How to Write a Good Introduction?

Whether you are writing a research paper or conducting an academic thesis, introduction is the first part of your final document.

The aim of writing introduction is providing a bigger picture of your research for the audience. A complete introduction should answer to the following questions:
  1. What is the problem going to be solved?
  2. How it is going to be solved?
  3. Why research problem and outcomes are important?
  4. What will be the final use of the outcomes, and who can use them?

Different researchers and different academic institutes follow various structures for writing introduction, but most of them use sections:

1. Background:
The aim of this part is making your readers ready for the big story. Like a good movie, you need to warm up your audience by creating an interesting scene. One of the common ways is reviewing other researchers work on the same scope in a chronological way, from the 1st to the last.

2. Importance of Study:
In this part you have to show that your title is worthy. Showing the novelty of the study can do this; also you might link your work to the previous literature and try to improve their results and limitations.
Overall, this section tries to show the gap. What is missing that you are going to clarify? Or what are you going to reach?
It is also important to tell your readers who will use your research. To whom it will be useful? Is it only for academic people or also for practical use in businesses?
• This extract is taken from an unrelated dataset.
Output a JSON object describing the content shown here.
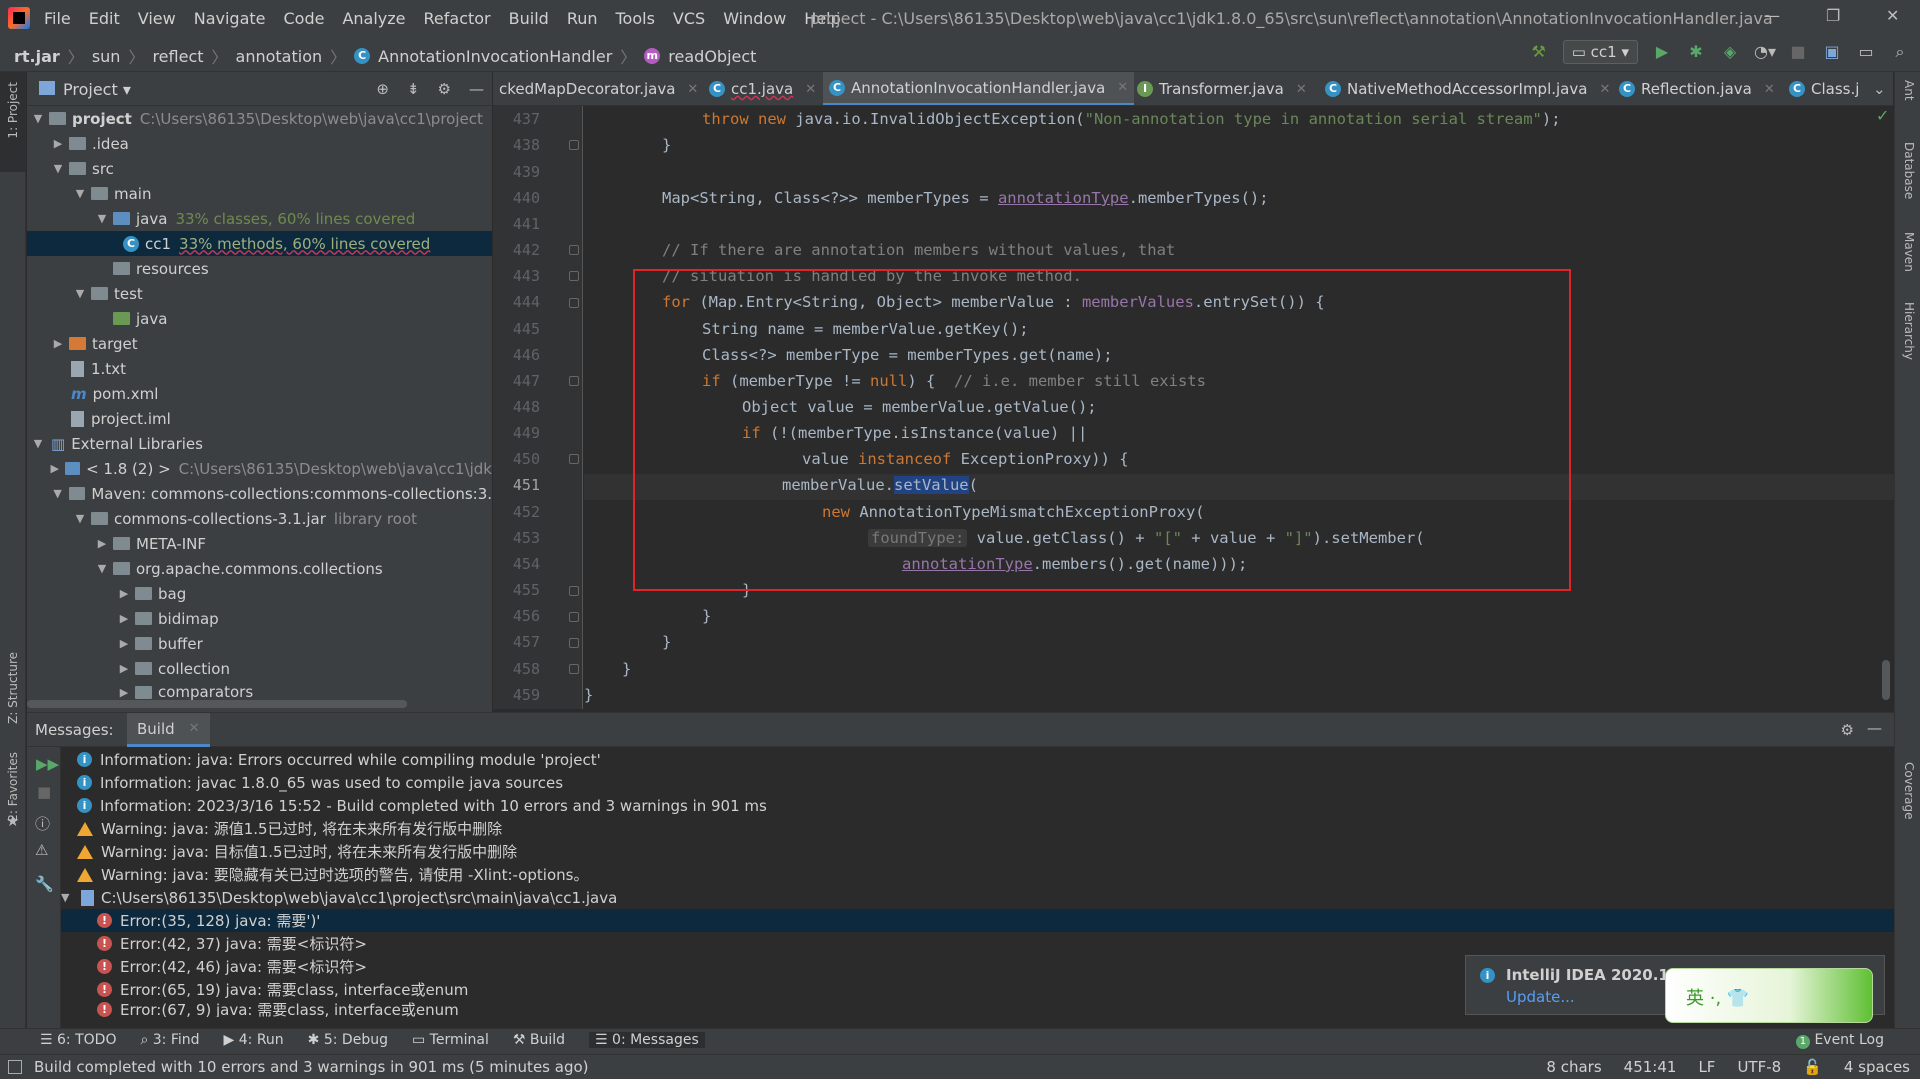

3. Research Questions and Objectives:
The core of your research lies here. Clear objectives and research questions let your audience know what you are exactly going to achieve at the end of the research. Some people make mistakes in this part, as although it seems simple, putting your goals in words might become tricky. Any change in the words will change the forecasted outcomes of your research.

4. Limitations:
Some researchers put this section in the last part, discussion. Whereas, others may put it in the introduction. In any of the ways, limitations as the name suggests tries to clear the problems and limitations in the path of conducting research. This can be unachievable data or limited tools.

5. Assumptions:
Research is all about justifying your every single word. For example, you should tell the readers that your study is based on only workers in Malaysia, or you may assume that all students at the same school are from a very similar socio-economic background. In fact it is for preventing misunderstanding of your readers and supervisors!